An absence of a warming and drying trend during April suggests little direct contribution from climate change to this fire event. I thus urge caution in attributing these particular fires to climate change.
In contrast, a similar analysis applied to the periods from January through March and from June through July shows substantial warming and drying over the years.
This warmer weather during other times of the year, especially June through August, does suggest that climate change is impacting fire seasons overall. For example, some authors have suggested that the average area burned each year in the region has doubled, and such changes might be associated with climate change when considered over the entire fire season.

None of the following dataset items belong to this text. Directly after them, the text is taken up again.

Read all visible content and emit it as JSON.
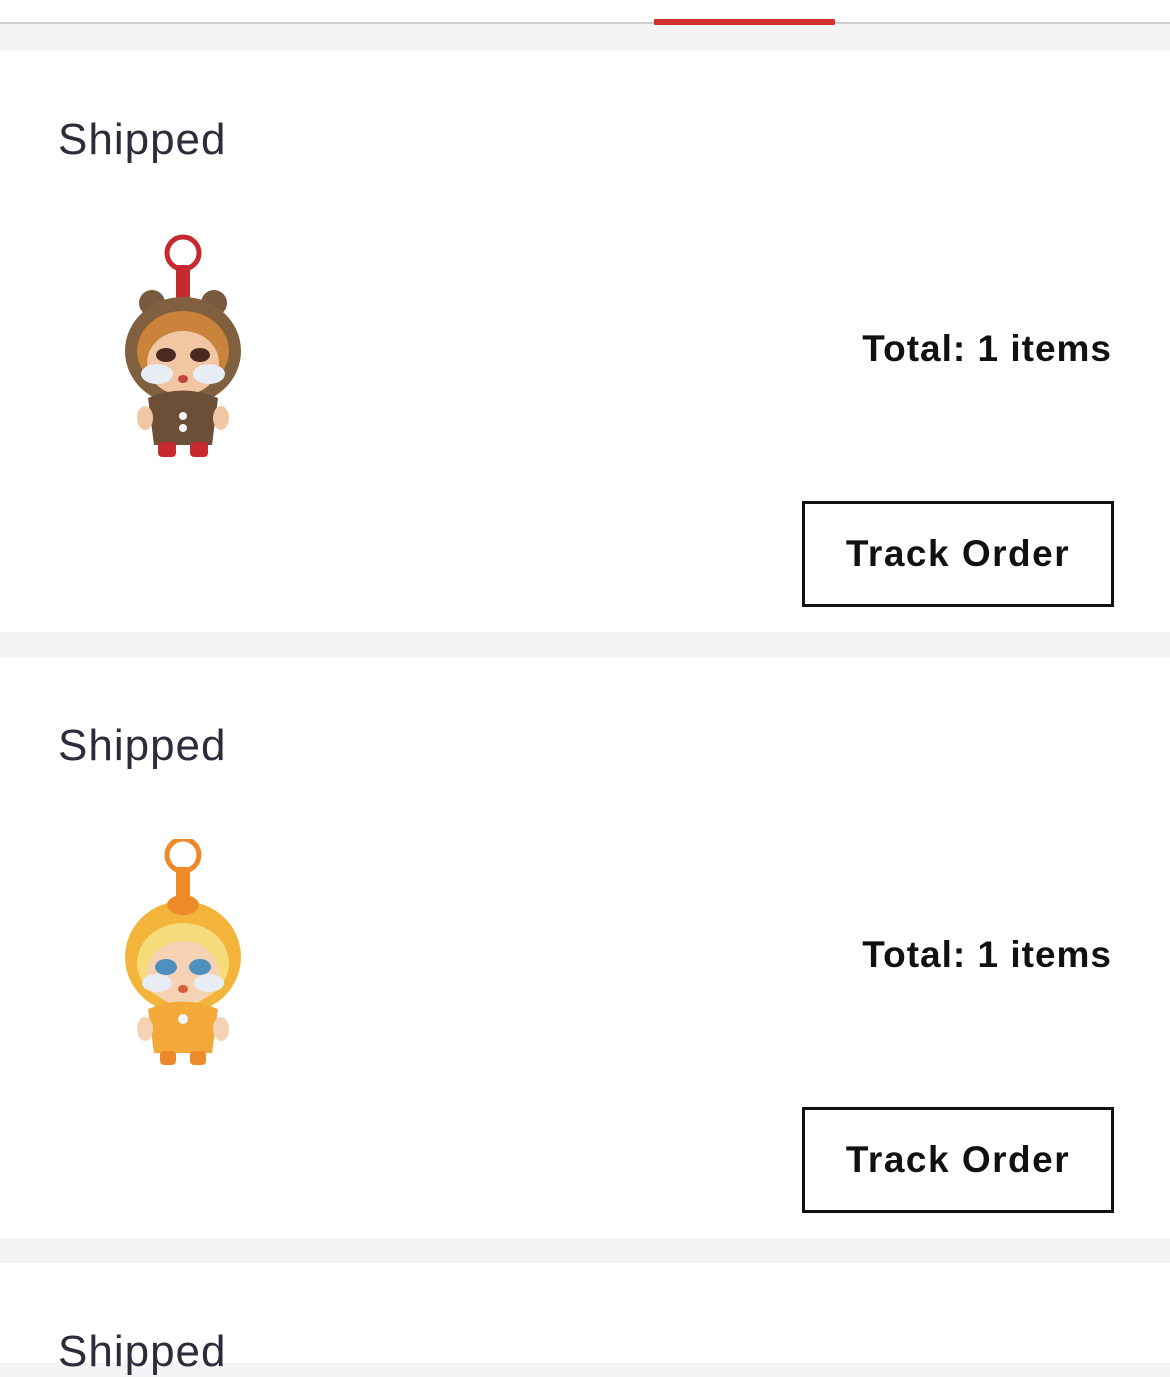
{
  "tab_indicator_color": "#d32f2f",
  "orders": [
    {
      "status": "Shipped",
      "product_icon": "red-bear-doll-keychain-icon",
      "total": "Total: 1 items",
      "action_label": "Track Order"
    },
    {
      "status": "Shipped",
      "product_icon": "yellow-duck-doll-keychain-icon",
      "total": "Total: 1 items",
      "action_label": "Track Order"
    },
    {
      "status": "Shipped"
    }
  ]
}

April was warmer and drier than normal this year. But because April has seen little warming and drying over the decades, I believe that El Nino had a larger role in this year’s May fires than climate change.
Looking to the summer
Indeed, an unusually strong El Niño can explain the events that occurred this year.
El Niño is an occasional warming of the sea surface in the eastern equatorial Pacific Ocean that leads to more rainfall over the warmer water. The enhanced rainfall in the tropics heats the atmosphere, causing air to spread from the equator toward the north and south, which, along with the rotation of the Earth, generates a pattern known as a stationary Rossby wave that extends across the north Pacific and North America. This atmospheric wave leads to profound changes from the normal weather patterns there.
Every El Niño event generates the warm water and associated tropical rainfall differently, and the position of the warm water can change over the lifetime of El Niño events.
Different El Niño patterns result in the Rossby wave taking on different positions. For example, warmth over the equatorial central Pacific Ocean often results in a high pressure ridge near the west coast of North America, while warmth shifted farther east can result in a ridge tending to occur over eastern Canada.
This pattern, which features a strong warm ridge over Alberta, would have reduced the winter snow pack and resulted in dry warm conditions during April and May.
This year’s El Niño event, in particular, spent most of its lifetime in between the central and east Pacific El Niño extremes, favoring a ridge over the Canadian Rockies and Alberta: an ideal scenario for a low snow pack and warm dry conditions in the spring.
The conclusion: climate change is unlikely to explain the specific timing of this event in April to May, instead natural variability associated with an extreme El Niño event likely enhanced the dry warm conditions that generated the extreme fire we’ve seen in central Canada.
As for the traditional summer fire season, trends associated with climate change have already proven to be important. The present El Niño state is gradually reversing, but its effects may linger into this coming summer season when climate change effects may be more important.